Looking at ourselves and deciding that perhaps part of what we used to do no longer fits is a good sign of an evolving society.
The Melbourne Cup and horse racing in general will never again enjoy the glamorous image it used to have because the reality for the horses is that it is exploitative, cruel and an outdated form of entertainment that no longer has a place in our society.
YSA: Do you ever think it will be removed from the Australian sporting calendar?
EC: Horse racing has been around for approximately 200 years, the Melbourne Cup more than 150 years. I don’t think it will ever be removed from the sporting calendar, however, we look forward to the day when more people will be celebrating by saying "Nup to the Cup" than people who are celebrating the Melbourne Cup. I can see that happening.
YSA: How would you rate the success of the #nuptothecup movement to date?
EC: We ran our first NTTC (Nup To The Cup) event back in 2010 with 30 people. The last NTTC event pre-Covid, we had more than 250 people and around 30 NTTC events being held around the country.

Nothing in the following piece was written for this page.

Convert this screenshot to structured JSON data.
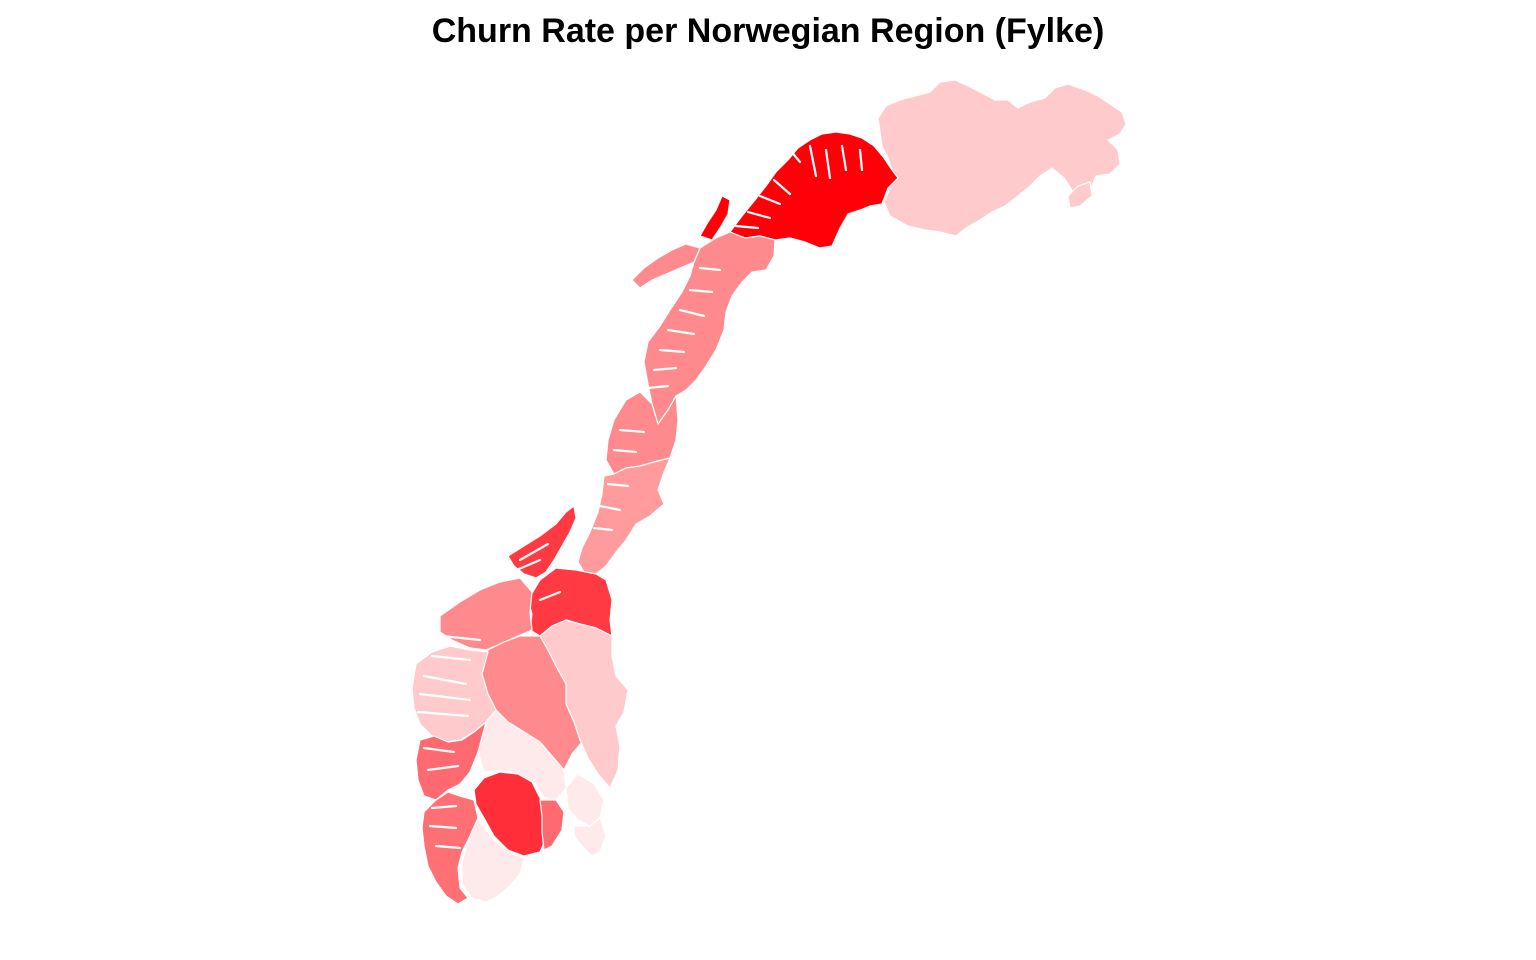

We think we're giving people who genuinely care about animals a viable alternative to celebrating what is fundamentally animal cruelty.
We’re getting a sense that more and more people are becoming aware of the reality of horse racing and as that happens, so does the NTTC movement.
Protesters raising money for animal charities
YSA: What is planned for Tuesday?
EC: We will be celebrating Nup to the Cup with events being held around the country. People want to have a good time and this is a way we can all have a good time but not at the expense of animals.
The difference between our events is that they will be raising money for animal charities that desperately require funding as opposed to horse racing that is directly responsible for the exploitation of horses.
CPR will be where we always are at Newmarket Reserve just up the road from the main entrance to Flemington Racecourse with our banners, placards and flags on display - sending a strong message to racegoers walking/driving past. And we'll be having a great time too. Everyone is welcome and it's free.
YSA: Do you feel you've had much success stopping workplaces from celebrating Cup day?
EC: Absolutely. Many businesses now instead of running a sweep, collect donations instead and donate to CPR or another charity.
We are always inundated with requests from workplaces which still want to have a good time but without supporting animal cruelty.
And that is why we’ve designed a special workplace kit that’s available on our nuptothecup.org website that we’ve been sending out to workplaces for several weeks.
YSA: What's your message to people who still attend the Cup or Cup functions?
EC: We would like everyone to consider the reality of what they are supporting. It’s not just harmless fun. For the horses, it’s their well-being and their lives.
Some people just don’t care about animals but for those that do, we would like them to consider what they are really supporting by attending a racing event. If you do really care about animals, you shouldn’t be going to the races. It’s as simple as that.